【表現】三十一文字

 わがみより

  ややこかわいか

 いききれず

  のにゆくははの

   べべのあかきよ


 先日「ミソヒトサジ」というゲームを遊んで、刹那の短歌ブームがコノハズクの中で起こっている。素人芸なので披露するのはどうにもあれだが。話題として消化するなら妥協だな。

 上の歌は人狼で遊んでいた際にランダムなお題「わやぃのべ」で詠めと言われて書いたものだ。自分の中ではなかなか良くできたので「ぃ→い」の変換くらいは見逃してほしい。


 ダブルミーニングは日本の伝統文化だと思う。いや、日本語の、か。コノハズクとしては、ヒトの言葉にはさほどこだわりがないものの、やはり日本に生まれたからには日本の言葉を使ってみたいという気持ちが多少あるらしい。

 昔作った短歌は、川柳から下の句を付け足して意味を大きく変えたものだった。川柳も私が作ったので自演ではあったが。一応某所で公開されている。


 という前置きをしておいて、じゃあ上の歌は二重に意味があるのかというと、

 漢字で書くと分かりやすい。


「我が身より稚児可愛か、生き切れず野に逝く母のべべの赤きよ」

 解釈一つ目。自分の命より赤ん坊の命の方が大切だというのか、子が死んで生きていられずに彷徨い逝く母親の服の赤いことよ。

 聞いた話、地域によって、もしくは家系によって、子どもがいないことで立場が弱くなり家にいられなくなる女性もいるそうな。まあそれを詠んだわけではないけども、子どもが亡くなって絶望する母親はいなくはないよなあと。

 それで自害するのは、決して善ではないとも思うし、そういうのは良くないという気持ちは少しこもっている。
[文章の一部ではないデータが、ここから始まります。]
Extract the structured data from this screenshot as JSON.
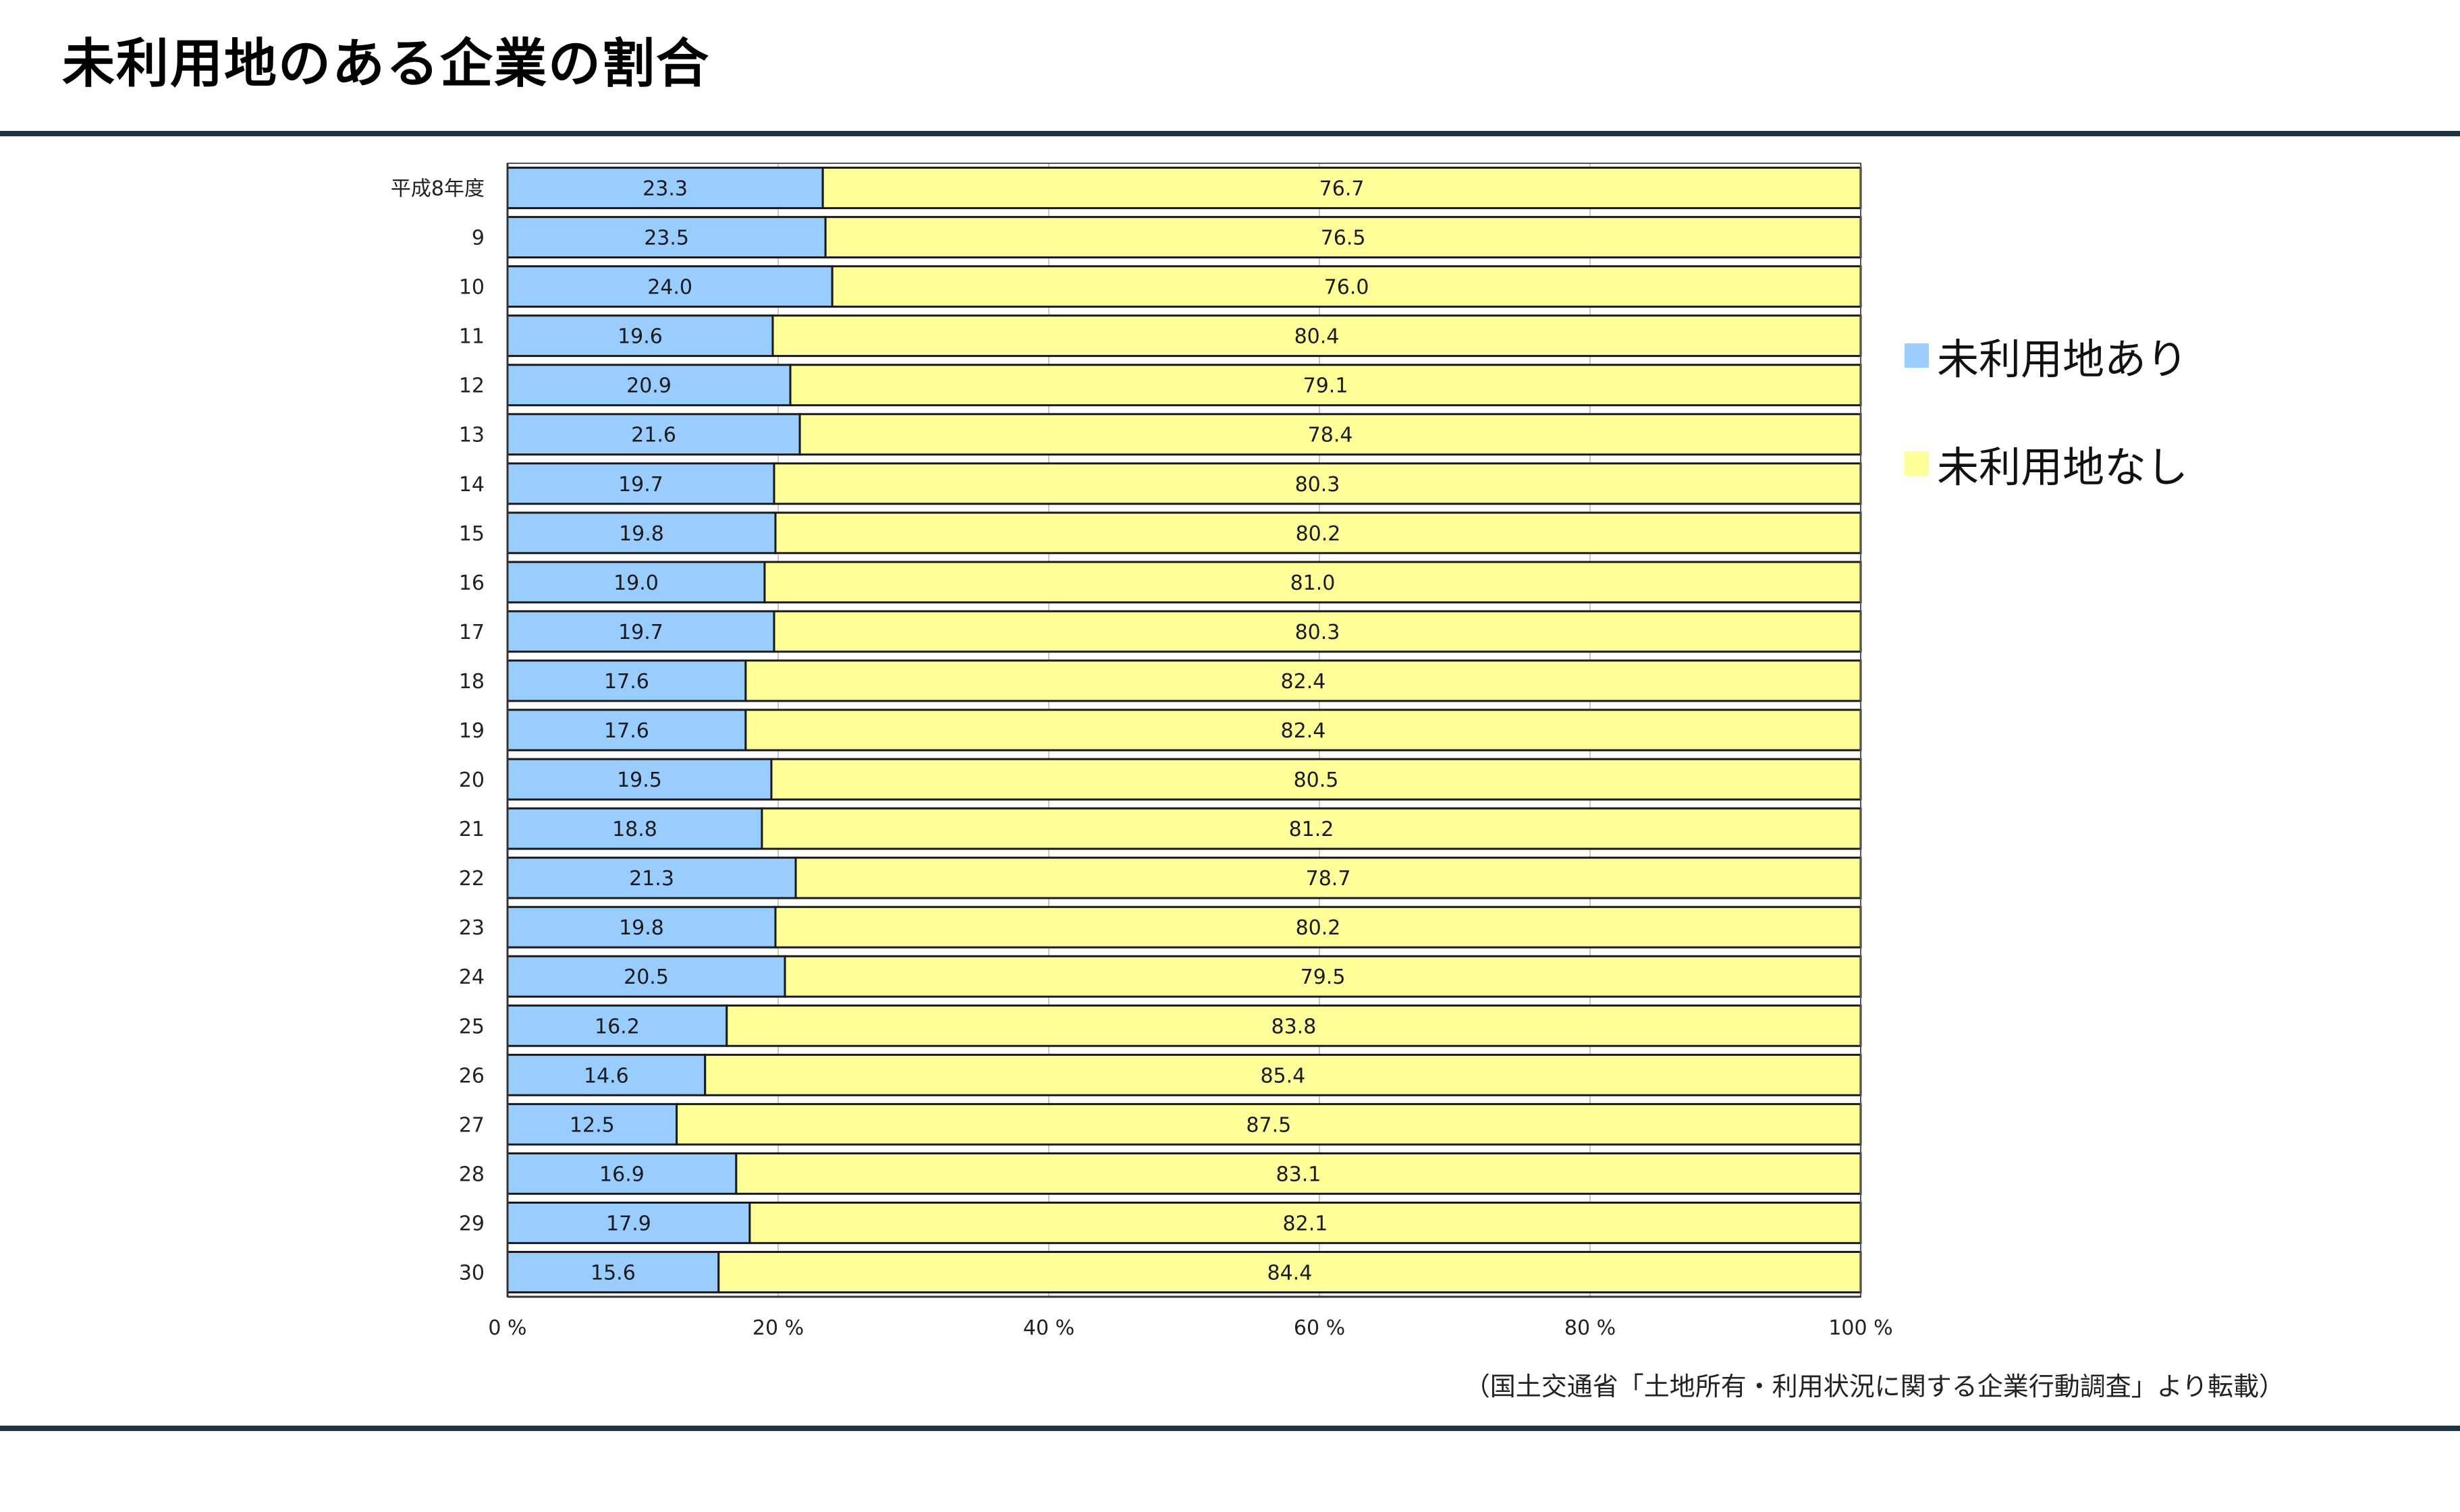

「我が身より稚児可愛か、息切れず呑に行く母のべべの赤きよ」

 解釈二つ目。自分のことより赤ん坊のことを優先すべきじゃないのか、子を置いて息も切らさず呑みに行く母親の服の派手さよ。

 虐待は良くない。


 このように、たった三十一文字で多くのことを表現できるのが日本語の良いところだろう。二重に解釈を用意することで単純に二倍の意味を載せられるということでもある。それがコノハズクには面白い。

 とはいえ短歌を作った経験がほぼないので、これがどれほどの出来なのか自分では分からなかったりする。


 まあ何が言いたかったかというと、素人には上手な短歌なんて分かるわけないから、難しそうとか考えずに楽しんで作れば良いよね、ってことだ。